Post-bash with no follow-up actions	Bugs sit in the backlog; team disillusioned by next bash.	Action items per cluster owner (Step 5).
Running the bash on a stale build	Bugs found are already-fixed; testers waste time.	Tag the build SHA; verify staging is current.

Limitations

High coordination cost. A bug bash is 90 min of testing × N testers + 1-2 hours facilitator prep + 30 min debrief authoring. Don't run weekly; ~quarterly is the right cadence for most teams.
Findings depend on coverage. Cohorts cover what's assigned; gaps invisible. Pair with automated regression for known shapes.
Doesn't replace per-feature exploratory.

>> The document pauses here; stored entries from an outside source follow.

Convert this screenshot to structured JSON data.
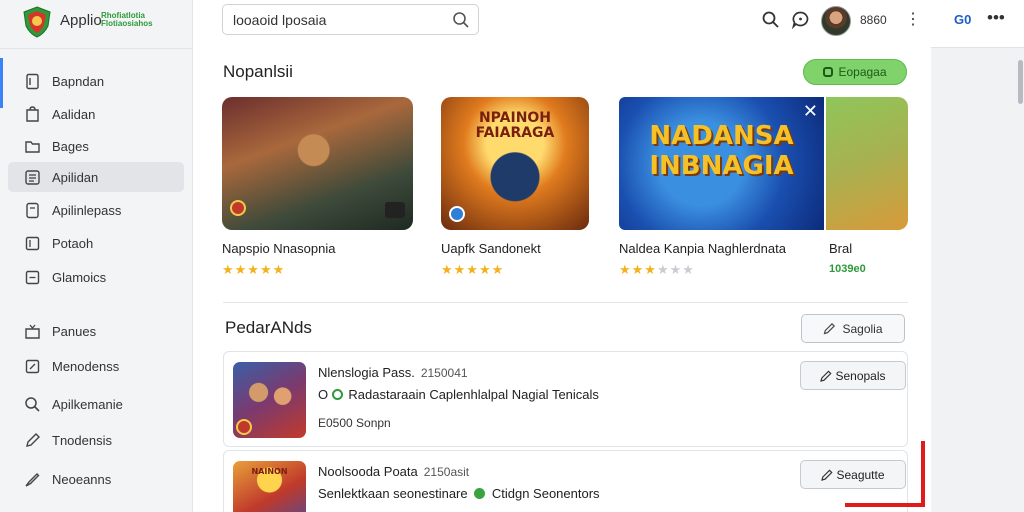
{
  "app": {
    "title": "Applio",
    "subtitle_line1": "Rhofiatlotia",
    "subtitle_line2": "Flotiaosiahos"
  },
  "sidebar": {
    "items": [
      {
        "label": "Bapndan",
        "icon": "document-icon"
      },
      {
        "label": "Aalidan",
        "icon": "bag-icon"
      },
      {
        "label": "Bages",
        "icon": "folder-icon"
      },
      {
        "label": "Apilidan",
        "icon": "list-icon",
        "active": true
      },
      {
        "label": "Apilinlepass",
        "icon": "tablet-icon"
      },
      {
        "label": "Potaoh",
        "icon": "box-icon"
      },
      {
        "label": "Glamoics",
        "icon": "grid-icon"
      },
      {
        "label": "Panues",
        "icon": "inbox-icon"
      },
      {
        "label": "Menodenss",
        "icon": "edit-icon"
      },
      {
        "label": "Apilkemanie",
        "icon": "search-icon"
      },
      {
        "label": "Tnodensis",
        "icon": "pencil-icon"
      },
      {
        "label": "Neoeanns",
        "icon": "brush-icon"
      }
    ]
  },
  "header": {
    "search_value": "looaoid lposaia",
    "search_placeholder": "Search",
    "count": "8860",
    "right_label": "G0",
    "more": "•••"
  },
  "featured": {
    "title": "Nopanlsii",
    "button_label": "Eopagaa",
    "cards": [
      {
        "name": "Napspio Nnasopnia",
        "rating": 5,
        "max": 5,
        "badge_text": ""
      },
      {
        "name": "Uapfk Sandonekt",
        "rating": 5,
        "max": 5,
        "overlay": "NPAINOH\nFAIARAGA"
      },
      {
        "name": "Naldea Kanpia Naghlerdnata",
        "rating": 3.5,
        "max": 6,
        "overlay": "NADANSA\nINBNAGIA",
        "close": "✕"
      },
      {
        "name": "Bral",
        "price": "1039e0"
      }
    ]
  },
  "list": {
    "title": "PedarANds",
    "button_label": "Sagolia",
    "rows": [
      {
        "title": "Nlenslogia Pass.",
        "meta": "2150041",
        "desc_pre": "O",
        "desc": "Radastaraain Caplenhlalpal Nagial Tenicals",
        "foot": "E0500 Sonpn",
        "button": "Senopals"
      },
      {
        "title": "Noolsooda Poata",
        "meta": "2150asit",
        "desc_pre": "Senlektkaan seonestinare",
        "desc": "Ctidgn Seonentors",
        "foot": "",
        "button": "Seagutte"
      }
    ]
  },
  "colors": {
    "accent": "#3b82f6",
    "green": "#7fd36a",
    "star": "#f2b21b",
    "red_marker": "#e01b1b"
  }
}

A bash hits breadth; per-feature exploratory hits depth. Both have a place.
Async less effective than live. Without live triage and the cohort swap, async finds fewer bugs per hour.

References

exploratory-charter-author - provides the per-cohort charters this bash composes.
exploratory-tours-reference - the heuristics menu the cohorts pick from.
manual-test-debrief - the PROOF debrief format the bug-bash debrief inherits from.
synthetic-data-toolkit - used in the test-data-prep step.
bug-repro-builder - downstream: turn each bash-found bug into a structured repro.